Depuis quelques semaines, dans les marchés, à la radio ou dans les couloirs de l’Assemblée, on ne parle plus que de ça : la réforme constitutionnelle. Actuellement en discussion au Parlement, la proposition de loi présentée par l’opposition prévoit, entre autres, une limitation du nombre de mandats présidentiels et une élection à deux tours. En bref : restaurer un vote démocratique et donner enfin une chance aux partis d’opposition d’exister sur la scène politique. Ces revendications ne datent pas d’hier : l’opposition ainsi que les organisations de la société civile appellent le peuple dans la rue quasiment toutes les semaines depuis cinq ans. Mais les manifestations avaient perdu de leur sens à force d’être répétées, et le débat avait été mis en sourdine.

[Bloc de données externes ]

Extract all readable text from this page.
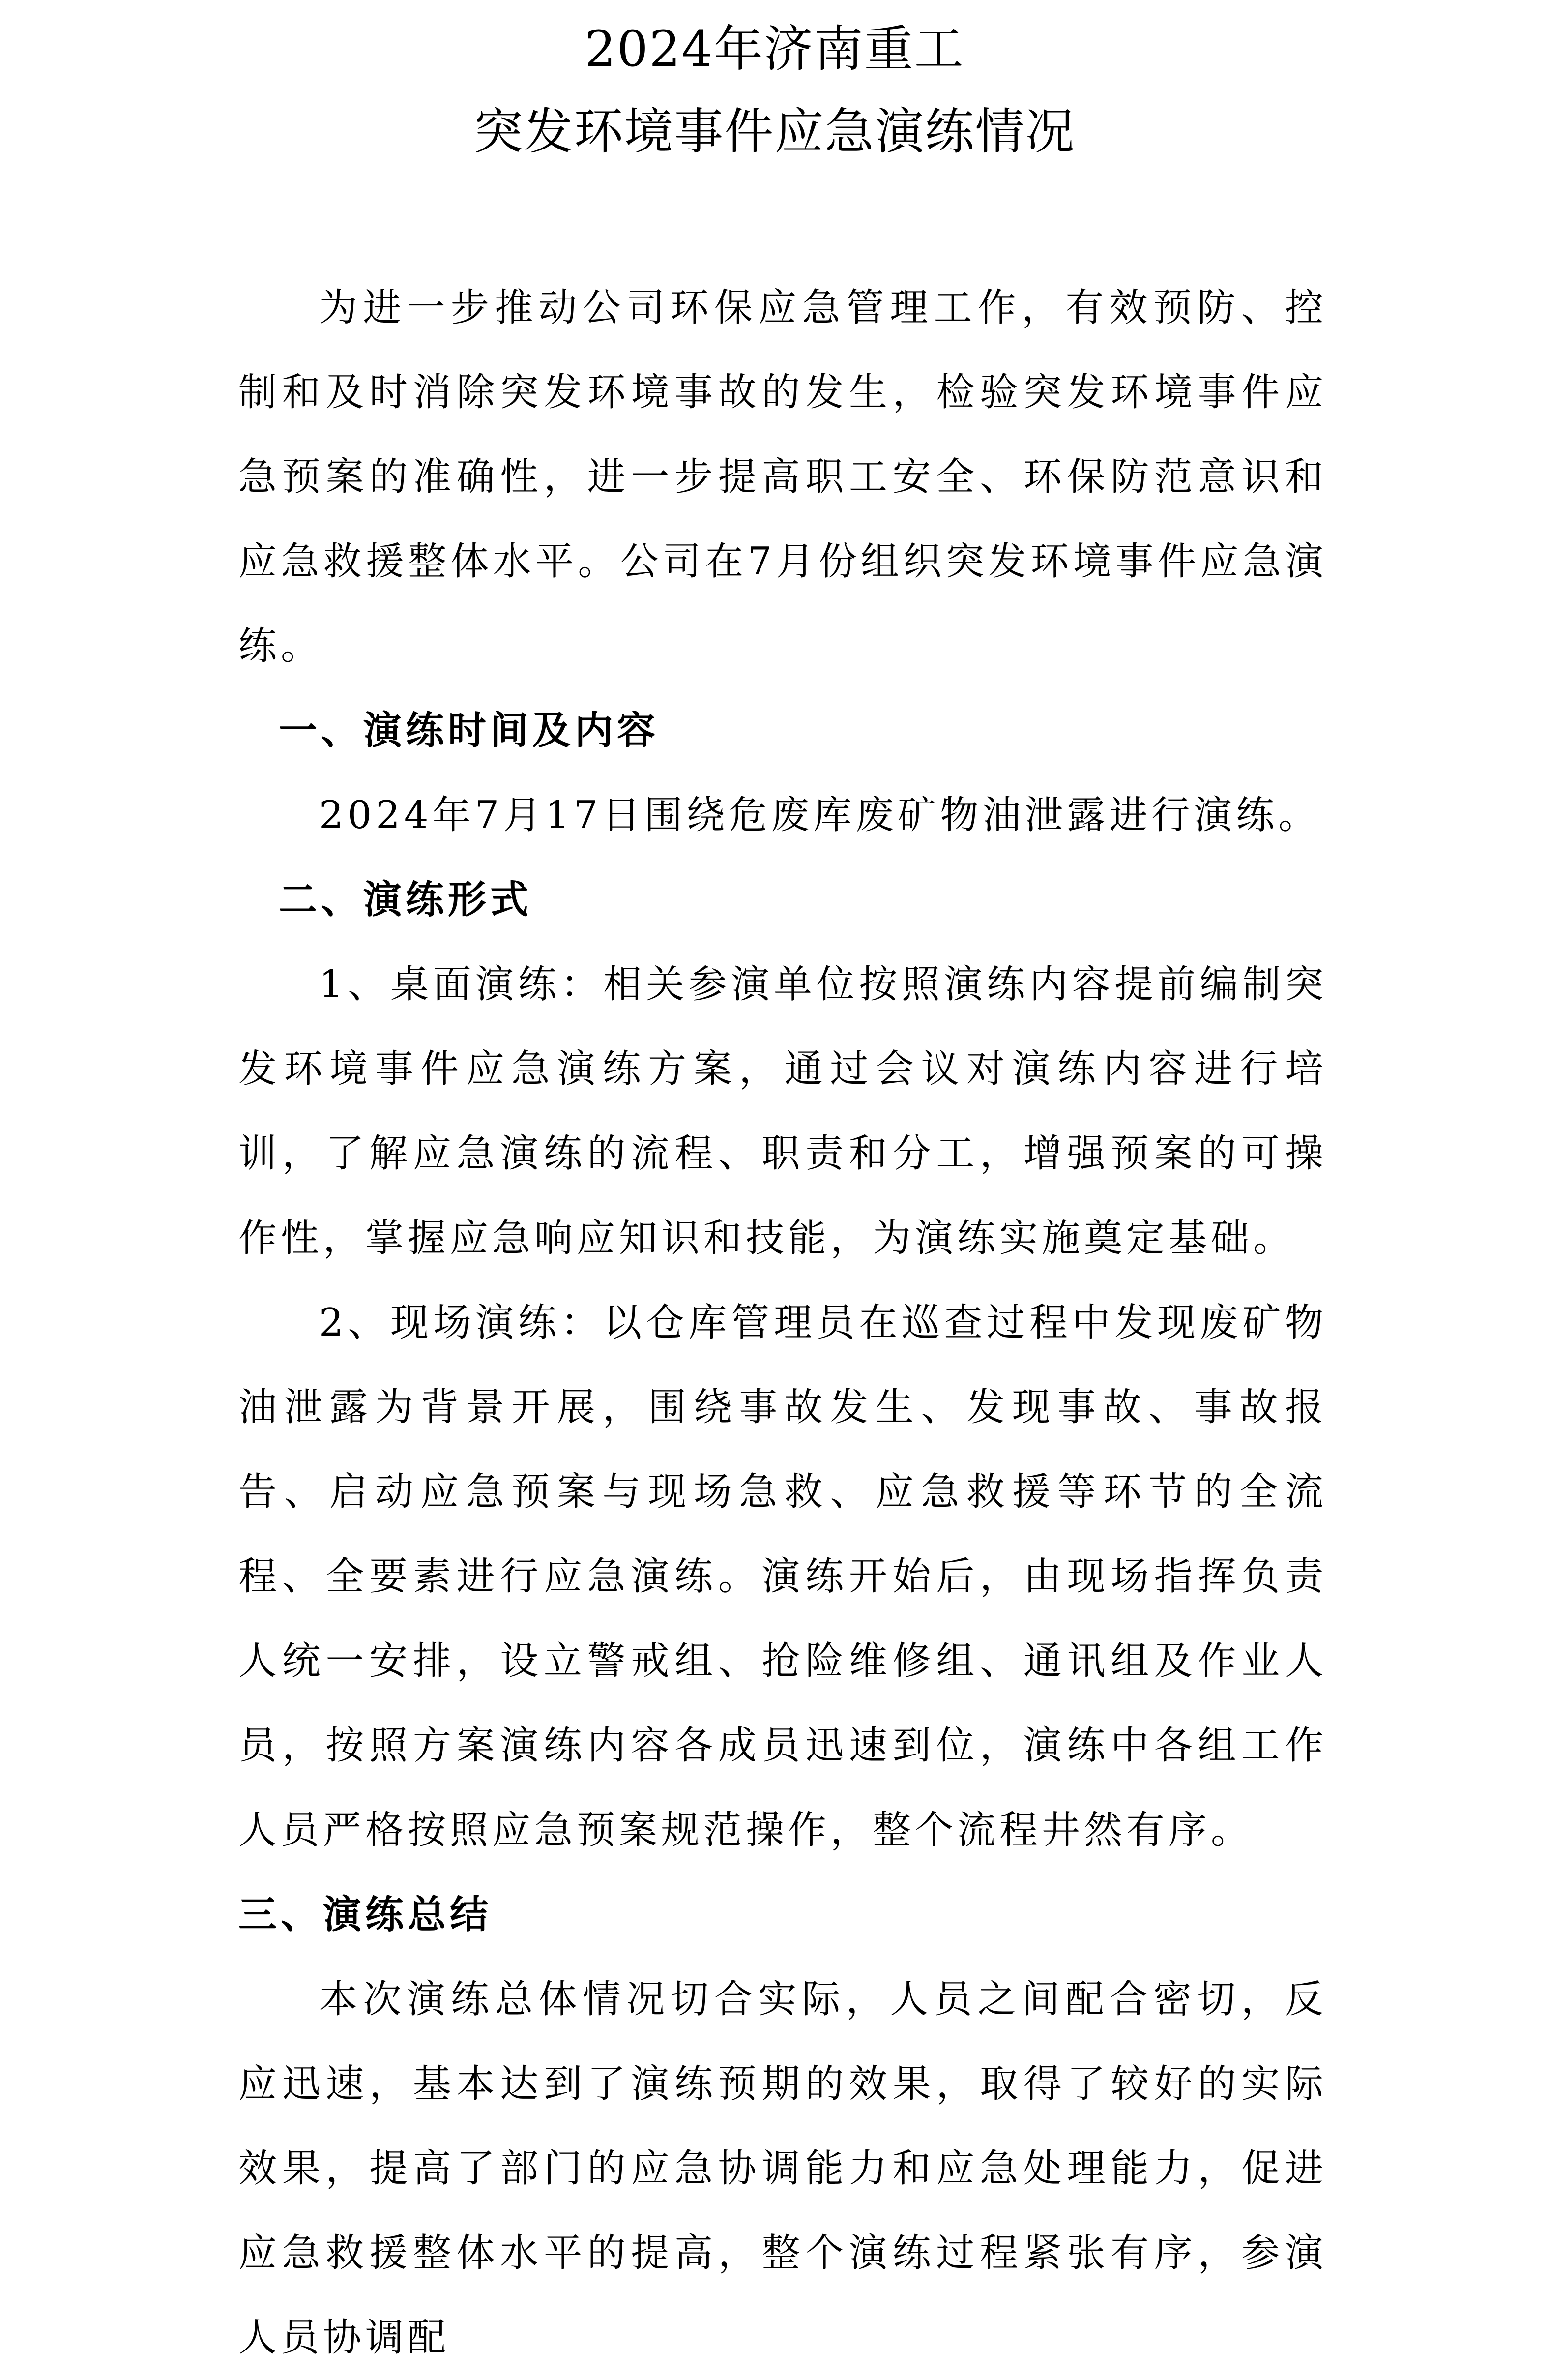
2024年济南重工
突发环境事件应急演练情况

为进一步推动公司环保应急管理工作，有效预防、控制和及时消除突发环境事故的发生，检验突发环境事件应急预案的准确性，进一步提高职工安全、环保防范意识和应急救援整体水平。公司在7月份组织突发环境事件应急演练。

一、演练时间及内容

2024年7月17日围绕危废库废矿物油泄露进行演练。

二、演练形式

1、桌面演练：相关参演单位按照演练内容提前编制突发环境事件应急演练方案，通过会议对演练内容进行培训，了解应急演练的流程、职责和分工，增强预案的可操作性，掌握应急响应知识和技能，为演练实施奠定基础。

2、现场演练：以仓库管理员在巡查过程中发现废矿物油泄露为背景开展，围绕事故发生、发现事故、事故报告、启动应急预案与现场急救、应急救援等环节的全流程、全要素进行应急演练。演练开始后，由现场指挥负责人统一安排，设立警戒组、抢险维修组、通讯组及作业人员，按照方案演练内容各成员迅速到位，演练中各组工作人员严格按照应急预案规范操作，整个流程井然有序。

三、演练总结

本次演练总体情况切合实际，人员之间配合密切，反应迅速，基本达到了演练预期的效果，取得了较好的实际效果，提高了部门的应急协调能力和应急处理能力，促进应急救援整体水平的提高，整个演练过程紧张有序，参演人员协调配
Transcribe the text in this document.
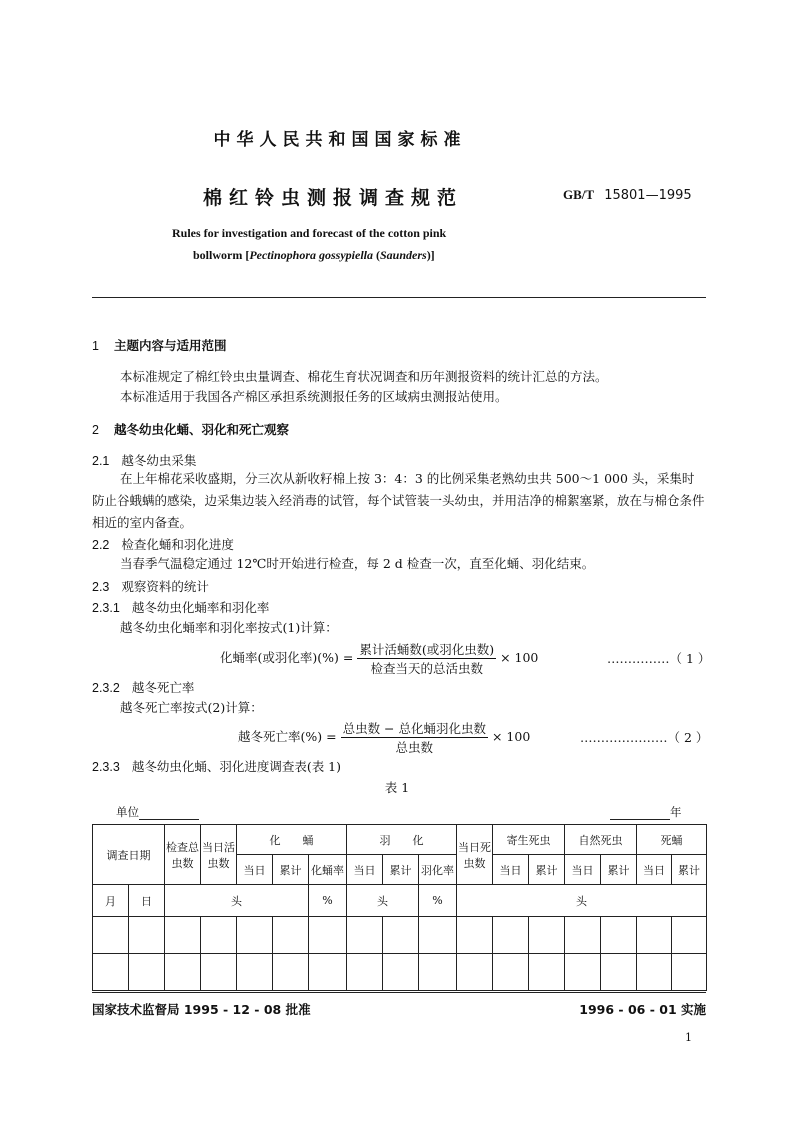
中华人民共和国国家标准
棉红铃虫测报调查规范	GB/T 15801—1995
Rules for investigation and forecast of the cotton pink
bollworm [Pectinophora gossypiella (Saunders)]
1 主题内容与适用范围
本标准规定了棉红铃虫虫量调查、棉花生育状况调查和历年测报资料的统计汇总的方法。
本标准适用于我国各产棉区承担系统测报任务的区域病虫测报站使用。
2 越冬幼虫化蛹、羽化和死亡观察
2.1 越冬幼虫采集
在上年棉花采收盛期，分三次从新收籽棉上按 3：4：3 的比例采集老熟幼虫共 500～1 000 头，采集时防止谷蛾螨的感染，边采集边装入经消毒的试管，每个试管装一头幼虫，并用洁净的棉絮塞紧，放在与棉仓条件相近的室内备查。
2.2 检查化蛹和羽化进度
当春季气温稳定通过 12℃时开始进行检查，每 2 d 检查一次，直至化蛹、羽化结束。
2.3 观察资料的统计
2.3.1 越冬幼虫化蛹率和羽化率
越冬幼虫化蛹率和羽化率按式(1)计算：
化蛹率(或羽化率)(%) = $\frac{\text{累计活蛹数(或羽化虫数)}}{\text{检查当天的总活虫数}} \times 100$	……………（ 1 ）
2.3.2 越冬死亡率
越冬死亡率按式(2)计算：
越冬死亡率(%) = $\frac{\text{总虫数 − 总化蛹羽化虫数}}{\text{总虫数}} \times 100$	…………………（ 2 ）
2.3.3 越冬幼虫化蛹、羽化进度调查表(表 1)
表 1
单位	年
调查日期		检查总虫数	当日活虫数	化　　蛹			羽　　化			当日死虫数	寄生死虫		自然死虫		死蛹	
				当日	累计	化蛹率	当日	累计	羽化率		当日	累计	当日	累计	当日	累计
月	日	头				%	头		%	头						

国家技术监督局 1995 - 12 - 08 批准	1996 - 06 - 01 实施
1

Après le premier refus du Parlement, en juin, de modifier la Constitution pour la rendre plus démocratique, l’élection présidentielle prévue début mars 2015 n’annonçait pas beaucoup de surprise : Faure Gnassingbé serait candidat à sa propre succession, et sa victoire assurée. «Bébé Gnass» a succédé à son père en 2005, qui lui-même avait gouverné le Togo pendant trente-huit années. «Faure a fait des efforts pour le pays. Mais psychologiquement, quarante-huit ans [de pouvoir entre le père et le fils, ndlr], pour les gens, c’est trop long», analyse un journaliste local. La fuite en catastrophe du voisin Blaise Compaoré a donné des idées à la rue togolaise, le vent de la contestation souffle en Afrique de l’Ouest. «Nos frères burkinabés nous ont redonné espoir ! explique Elisabeth, une mère de famille de trois enfants, habillée d’un jean. J’ai 46 ans, et je n’ai connu qu’une seule famille à la tête de ce pays. On ne peut plus prendre le peuple pour un imbécile. On sait maintenant qu’on a une voix.»
Copier-coller. Leur voix, ils la font entendre dans les rues, à défaut de pouvoir la faire entendre dans les urnes. L’opposition et les mouvements des droits de l’homme profitent de cette nouvelle vague du «printemps africain» pour renforcer les manifestations. Fin novembre, ils étaient des milliers à scander le slogan, désormais mondialement célèbre : «Faure Dégage !» On utilise les mêmes ingrédients qu’au Burkina Faso, en espérant que la sauce révolutionnaire prenne : les mêmes discours sur les forces de sécurité qui «sont nos frères et nos cousins et qui souffrent autant que nous tous», les mêmes appels à la résistance face à l’armée («N’ayez pas peur des gaz ! Si nous devons mourir, nous mourrons pour un combat digne»), avec en plus les chansons reprises par le peuple pendant les marches, écrites par le chanteur de reggae Jah Cissé. Certains chefs de parti de l’opposition sont allés jusqu’à copier-coller le mouvement de contestation populaire qui a entraîné et organisé les foules à Ouagadougou, en créant le «Balai citoyen togolais». Il faut aller vite, la présidentielle approche. «Nous voulons monter en puissance et on arrive bientôt au bouquet final, confie le principal leader de l’opposition, Jean-Pierre Fabre. Je n’envoie personne se faire tuer, mais je mets en garde le pouvoir : le jour où les jeunes n’auront plus peur des gaz, ce sera fini.» Le «bouquet final», selon lui, c’est évidemment le départ de Faure Gnassingbé. Un rêve inespéré il y a encore quelques semaines.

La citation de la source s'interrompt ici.